PorDanielle Tholey, MD, Sidney Kimmel Medical College at Thomas Jefferson University
Revisado/Corrigido: nov. 2024
Visão Educação para o paciente

Recursos do assunto

Muitos medicamentos (p. ex., estatinas) frequentemente causam elevações assintomáticas nas enzimas hepáticas [aspartato aminotransferase (AST), alanina aminotransferase (ALT), fosfatase alcalina]. Entretanto, lesão hepática clinicamente significativa (p. ex., com icterícia, dor abdominal ou prurido) ou função hepática comprometida — isto é, resultando em síntese proteica deficiente [p. ex., com tempo de protrombina (TP) prolongado ou com hipoalbuminemia] é rara.

A suspensão do tratamento com estatinas em pacientes com doença hepática crônica não é recomendada. O uso de estatinas em pacientes com doença hepática crônica não difere de seu uso em pacientes sem doença hepática de base. Por outro lado, as estatinas podem ter propriedades antifibróticas e podem beneficiar pacientes com esteato-hepatite associada à disfunção metabólica (EHADM) e doença hepática esteatótica associada à disfunção metabólica (DHEADM) (1, 2). As diretrizes práticas da American Association for the Study of Liver Disease (3) afirmam que pacientes com DHEADM têm alto risco de morbidade e mortalidade cardiovascular e que pacientes com DHEADM ou EHADM não têm maior risco de lesão hepática grave por estatinas. Essas diretrizes confirmam que as estatinas podem ser utilizadas para tratar a dislipidemia em pacientes com DHEADM, EHADM e cirrose por EHADM. Estatinas podem ser utilizadas com cautela em doses baixas em pacientes com cirrose descompensada após análise do risco/benefício geral (4).

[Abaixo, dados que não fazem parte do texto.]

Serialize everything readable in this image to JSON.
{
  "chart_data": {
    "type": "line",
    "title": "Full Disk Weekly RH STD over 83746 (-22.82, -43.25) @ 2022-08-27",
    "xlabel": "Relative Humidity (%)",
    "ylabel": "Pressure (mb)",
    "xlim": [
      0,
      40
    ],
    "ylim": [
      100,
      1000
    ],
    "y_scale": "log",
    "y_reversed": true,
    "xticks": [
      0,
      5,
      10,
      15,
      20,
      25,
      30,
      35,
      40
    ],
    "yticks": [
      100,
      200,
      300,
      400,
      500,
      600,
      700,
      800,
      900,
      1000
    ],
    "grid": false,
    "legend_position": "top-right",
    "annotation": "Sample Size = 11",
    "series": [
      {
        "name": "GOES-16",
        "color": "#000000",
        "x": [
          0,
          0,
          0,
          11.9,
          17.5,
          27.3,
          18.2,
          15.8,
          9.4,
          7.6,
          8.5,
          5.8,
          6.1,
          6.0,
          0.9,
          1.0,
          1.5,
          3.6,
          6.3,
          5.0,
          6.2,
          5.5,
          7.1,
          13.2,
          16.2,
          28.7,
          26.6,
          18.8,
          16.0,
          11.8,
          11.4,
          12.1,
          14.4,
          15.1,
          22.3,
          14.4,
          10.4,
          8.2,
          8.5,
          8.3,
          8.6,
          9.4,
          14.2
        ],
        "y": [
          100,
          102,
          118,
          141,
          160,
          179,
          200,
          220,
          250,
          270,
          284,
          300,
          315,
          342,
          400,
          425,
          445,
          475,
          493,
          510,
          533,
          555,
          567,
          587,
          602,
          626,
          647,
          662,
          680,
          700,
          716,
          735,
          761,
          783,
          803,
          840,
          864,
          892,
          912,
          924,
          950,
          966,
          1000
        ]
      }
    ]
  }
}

O termo lesão hepática induzida por medicamentos (LHIM) pode ser utilizado para caracterizar lesão com significado clínico ou, eventualmente, toda e qualquer lesão hepática (inclusive as assintomáticas). A lesão hepática medicamentosa abrange as lesões causadas por ervas medicinais, plantas, suplementos nutricionais bem como medicamentos e drogas ilícitas (5–7).

Referências

  1. 1. Athyros VG, Tziomalos K, Gossios TD, et al. Safety and efficacy of long-term statin treatment for cardiovascular events in patients with coronary heart disease and abnormal liver tests in the Greek Atorvastatin and Coronary Heart Disease Evaluation (GREACE) Study: A post-hoc analysis. Lancet. 376(9756):1916-1922, 2010. doi: 10.1016/S0140-6736(10)61272-X

  2. 2. Tikkanen MJ, Fayyad R, Faergeman O, et al. Effect of intensive lipid lowering with atorvastatin on cardiovascular outcomes in coronary heart disease patients with mild-to-moderate baseline elevations in alanine aminotransferase levels. Int J Cardiol. 168(4):3846-3852, 2013. doi: 10.1016/j.ijcard.2013.06.024

  3. 3. Chalasani N, Younossi Z, Lavine JE, et al. The diagnosis and management of non-alcoholic fatty liver disease: practice guideline by the American Gastroenterological Association, American Association for the Study of Liver Diseases, and American College of Gastroenterology [published correction appears in Gastroenterology. 2012 Aug;143(2):503]. Gastroenterology. 2012;142(7):1592-1609. doi:10.1053/j.gastro.2012.04.001)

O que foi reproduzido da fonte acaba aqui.